Students show solidarity in Missouri capitolMarch 7, 2012

It’s one thing for college students to say they are for or against a cause. It’s another for them to do something about it.

On Tuesday, four Rockhurst University students joined hundreds of other immigration advocates in the halls of the Missouri capitol building in Jefferson City. They were there to voice their opposition to HB 1186, which requires all driver’s license exams to be issued only in English, and SB 590, which mandates that the legal status of all children in public schools and the legal status of anyone detained by police be obtained. Similar bills have been passed in Arizona and Alabama.  

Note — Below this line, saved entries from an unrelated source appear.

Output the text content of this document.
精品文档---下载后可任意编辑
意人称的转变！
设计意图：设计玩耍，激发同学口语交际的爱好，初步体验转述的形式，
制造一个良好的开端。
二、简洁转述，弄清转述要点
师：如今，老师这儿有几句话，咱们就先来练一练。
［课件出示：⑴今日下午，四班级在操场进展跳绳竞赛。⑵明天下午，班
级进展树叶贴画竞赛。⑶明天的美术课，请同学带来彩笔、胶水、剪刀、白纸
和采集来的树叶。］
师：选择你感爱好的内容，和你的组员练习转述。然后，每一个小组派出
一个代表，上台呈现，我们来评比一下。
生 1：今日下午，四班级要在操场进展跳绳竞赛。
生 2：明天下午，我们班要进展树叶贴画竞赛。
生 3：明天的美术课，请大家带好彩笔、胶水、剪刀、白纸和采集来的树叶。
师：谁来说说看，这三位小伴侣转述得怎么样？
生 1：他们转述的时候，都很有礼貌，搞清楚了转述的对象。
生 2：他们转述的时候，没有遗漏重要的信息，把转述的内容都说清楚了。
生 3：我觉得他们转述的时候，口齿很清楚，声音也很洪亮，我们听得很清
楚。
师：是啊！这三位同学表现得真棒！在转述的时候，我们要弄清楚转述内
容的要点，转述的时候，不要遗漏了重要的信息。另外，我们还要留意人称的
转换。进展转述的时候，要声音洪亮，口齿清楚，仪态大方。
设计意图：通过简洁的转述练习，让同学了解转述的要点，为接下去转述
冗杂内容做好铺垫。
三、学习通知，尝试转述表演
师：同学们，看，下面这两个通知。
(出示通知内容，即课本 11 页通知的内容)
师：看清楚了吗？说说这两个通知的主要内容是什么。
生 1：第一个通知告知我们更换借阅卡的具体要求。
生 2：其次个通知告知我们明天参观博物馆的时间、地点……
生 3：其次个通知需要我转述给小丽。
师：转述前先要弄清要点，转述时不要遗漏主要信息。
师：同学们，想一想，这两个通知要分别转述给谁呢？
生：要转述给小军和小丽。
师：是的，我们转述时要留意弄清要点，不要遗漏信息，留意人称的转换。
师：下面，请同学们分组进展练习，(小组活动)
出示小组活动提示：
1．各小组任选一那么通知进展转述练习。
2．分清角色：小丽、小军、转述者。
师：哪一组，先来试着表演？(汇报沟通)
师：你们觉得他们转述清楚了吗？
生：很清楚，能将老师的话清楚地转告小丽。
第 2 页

“We are standing in solidarity with the immigrant community who would be affected by this bill and we are here to express to our legislatures that we oppose these bills,” said Rebecca Hinman, Overland Park, Kan., junior. “We are coming from Catholic stance and from a Catholic university. We are expressing how the gospel mandates that we need to show respect and kindness to all of our brothers and sisters.”

The four students are a part of the VOICES for Justice organization on campus, which focuses its efforts on different means of social justice and environmentally sustainable efforts. The group’s main focus this month was immigration.

The students traveled to Jefferson City with members of the Archdiocese of Kansas City-St. Joseph and a representative from the Sisters of Charity of Leavenworth.

Although the group didn't get a chance to meet with state representatives, they felt their message was still heard.

“It helps them to know that you care and that we want them to listen to us,” Hinman said. “It takes people talking to and taking time to meet with legislators so they know how their constituents feel.”